Moffat joins a growing roster or senior executives who have recently been sacked from esteemed companies like Intel (INTC) and McKinsey for serving as Rajaratnam's informants. At AMD (AMD), it was none other than former CEO Hector Ruiz who is being implicated in the scandal, raising questions about why the top brass in Corporate America would risk jail time to help a hedge fund manager.

A Culture of Back-Scratching

It's possible that Rajaratnam – charged with insider trading in stocks ranging from Hilton (HLNQ) to Google (GOOG) – was just a particularly skilled networker who happened to build up a Rolodex of top executives. But it's much more likely that a "you scratch my back" culture was simply the norm on Wall Street, and many other giant hedge funds are also in the business of ferreting out sensitive pieces of market-moving information.

Take hedge fund monster SAC Capital, which routinely makes up for as much as three percent of the volume on the New York Stock Exchange and one percent of volume on the Nasdaq. SAC founder and hedge fund juggernaut Steve Cohen is known to lavish Wall Street brokers with massive trading fees – about $150 million a year – and "the torrent of commissions wins Cohen the clout that often makes him privy to trading and analyst information ahead of rivals," BusinessWeek reported in 2003.

"I call Stevie personally when I have any insight or news tidbit on a company," on analyst told the magazine. "I know he'll put the info to use and actually trade off it."

More Dominoes to Fall?

Earlier this week, prosecutors issued a subpoena to a former SAC employee Richard Grodin and the hedge fund he started promptly shutdown.
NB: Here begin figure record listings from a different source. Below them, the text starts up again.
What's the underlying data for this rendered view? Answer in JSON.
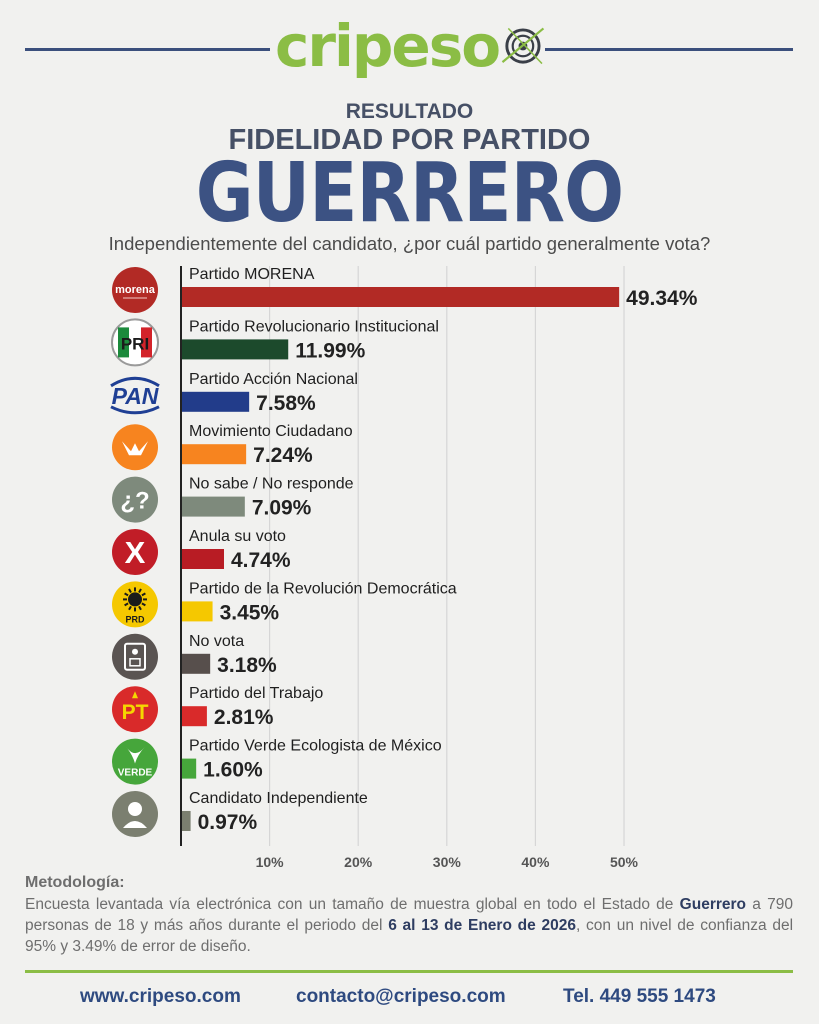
{
  "header": {
    "brand": "cripeso",
    "subtitle": "RESULTADO",
    "title": "FIDELIDAD POR PARTIDO",
    "state": "GUERRERO",
    "question": "Independientemente del candidato, ¿por cuál partido generalmente vota?"
  },
  "chart_data": {
    "type": "bar",
    "orientation": "horizontal",
    "categories": [
      "Partido MORENA",
      "Partido Revolucionario Institucional",
      "Partido Acción Nacional",
      "Movimiento Ciudadano",
      "No sabe / No responde",
      "Anula su voto",
      "Partido de la Revolución Democrática",
      "No vota",
      "Partido del Trabajo",
      "Partido Verde Ecologista de México",
      "Candidato Independiente"
    ],
    "values": [
      49.34,
      11.99,
      7.58,
      7.24,
      7.09,
      4.74,
      3.45,
      3.18,
      2.81,
      1.6,
      0.97
    ],
    "value_labels": [
      "49.34%",
      "11.99%",
      "7.58%",
      "7.24%",
      "7.09%",
      "4.74%",
      "3.45%",
      "3.18%",
      "2.81%",
      "1.60%",
      "0.97%"
    ],
    "colors": [
      "#b22a25",
      "#1c4a2c",
      "#223c8a",
      "#f7841f",
      "#7e8a7c",
      "#b81c24",
      "#f5c800",
      "#574f4c",
      "#d92a2a",
      "#46a63b",
      "#7b7f70"
    ],
    "icons": [
      "morena-logo-icon",
      "pri-logo-icon",
      "pan-logo-icon",
      "mc-logo-icon",
      "question-icon",
      "x-icon",
      "prd-logo-icon",
      "ballot-icon",
      "pt-logo-icon",
      "verde-logo-icon",
      "person-icon"
    ],
    "icon_labels": [
      "morena",
      "PRI",
      "PAN",
      "",
      "¿?",
      "X",
      "PRD",
      "",
      "PT",
      "VERDE",
      ""
    ],
    "x_ticks": [
      10,
      20,
      30,
      40,
      50
    ],
    "x_tick_labels": [
      "10%",
      "20%",
      "30%",
      "40%",
      "50%"
    ],
    "xlim": [
      0,
      50
    ],
    "grid": true
  },
  "methodology": {
    "title": "Metodología:",
    "p1": "Encuesta levantada vía electrónica con un tamaño de muestra global en todo el Estado de ",
    "state": "Guerrero",
    "p2": " a 790 personas de 18 y más años durante el periodo del ",
    "period": "6 al 13 de Enero de 2026",
    "p3": ", con un nivel de confianza del 95% y 3.49% de error de diseño."
  },
  "footer": {
    "website": "www.cripeso.com",
    "email": "contacto@cripeso.com",
    "phone": "Tel. 449 555 1473"
  }
}
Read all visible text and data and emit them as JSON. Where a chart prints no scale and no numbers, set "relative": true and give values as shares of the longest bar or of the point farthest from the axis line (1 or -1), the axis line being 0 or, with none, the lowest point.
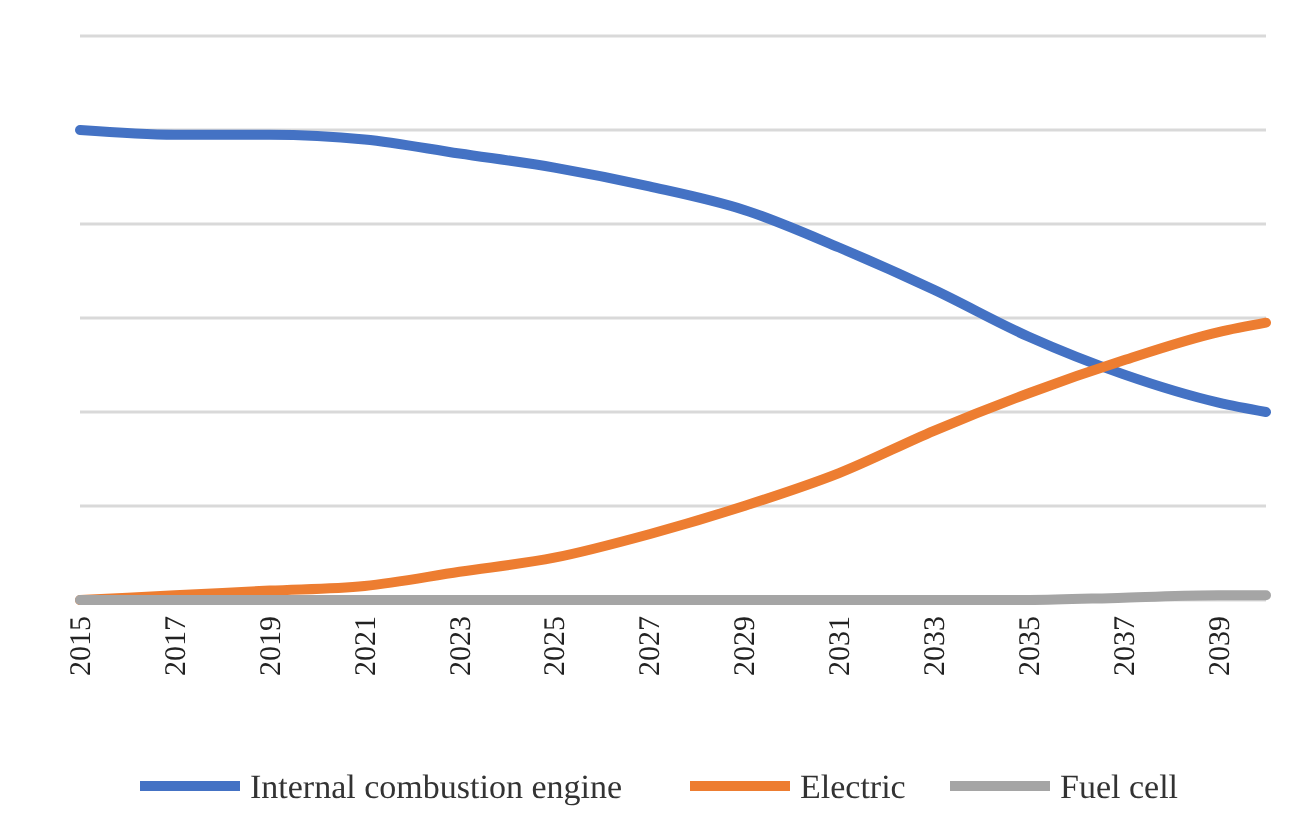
{
  "chart_data": {
    "type": "line",
    "relative": true,
    "grid": "y",
    "legend": "bottom",
    "x": [
      2015,
      2017,
      2019,
      2021,
      2023,
      2025,
      2027,
      2029,
      2031,
      2033,
      2035,
      2037,
      2039,
      2040
    ],
    "xlim": [
      2015,
      2040
    ],
    "xticks": [
      2015,
      2017,
      2019,
      2021,
      2023,
      2025,
      2027,
      2029,
      2031,
      2033,
      2035,
      2037,
      2039
    ],
    "series": [
      {
        "name": "Internal combustion engine",
        "color": "#4472c4",
        "values": [
          1.0,
          0.99,
          0.99,
          0.98,
          0.95,
          0.92,
          0.88,
          0.83,
          0.75,
          0.66,
          0.56,
          0.48,
          0.42,
          0.4
        ]
      },
      {
        "name": "Electric",
        "color": "#ed7d31",
        "values": [
          0,
          0.01,
          0.02,
          0.03,
          0.06,
          0.09,
          0.14,
          0.2,
          0.27,
          0.36,
          0.44,
          0.51,
          0.57,
          0.59
        ]
      },
      {
        "name": "Fuel cell",
        "color": "#a5a5a5",
        "values": [
          0,
          0,
          0,
          0,
          0,
          0,
          0,
          0,
          0,
          0,
          0,
          0.005,
          0.01,
          0.01
        ]
      }
    ]
  }
}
Other terrified hedge fund managers are looking for ways to see if their phones are bugged amid the prospect of wiretaps. Some commentators are turning their attention to SAC itself.

"As the Galleon inquiry expands, we have been fairly certain that the dominoes would start falling," the blog Zerohedge wrote this week. "Whether or not one of these dominoes would be the fund that single-handedly defined the term 'information arbitrage' is still anyone's guess," it wrote in reference to SAC.

A crackdown on the transmission of sensitive information could undermine the very business model of a big swath of the hedge fund industry.

Shoot First, Ask Later


The scrutiny could not come at a worse time for hedge funds. Disappointed by poorer-than-expected performance and high fees, many big pension funds and endowments were already thinking about pulling some of their money from hedge funds. As Galleon discovered, investors blew up the firm in a matter of days following the announcement of an inquiry, even as it repeatedly reassured them about its ample liquidity.

The specter of prosecutions would lead many already skittish investors to flee the hedge funds commitments they have already soured on. As Galleon and Quadrum show, investors tend to shoot first and ask questions later.

A broad squeeze on the massive hedge fund market, meanwhile, would surely be tumultuous for an already fragile market.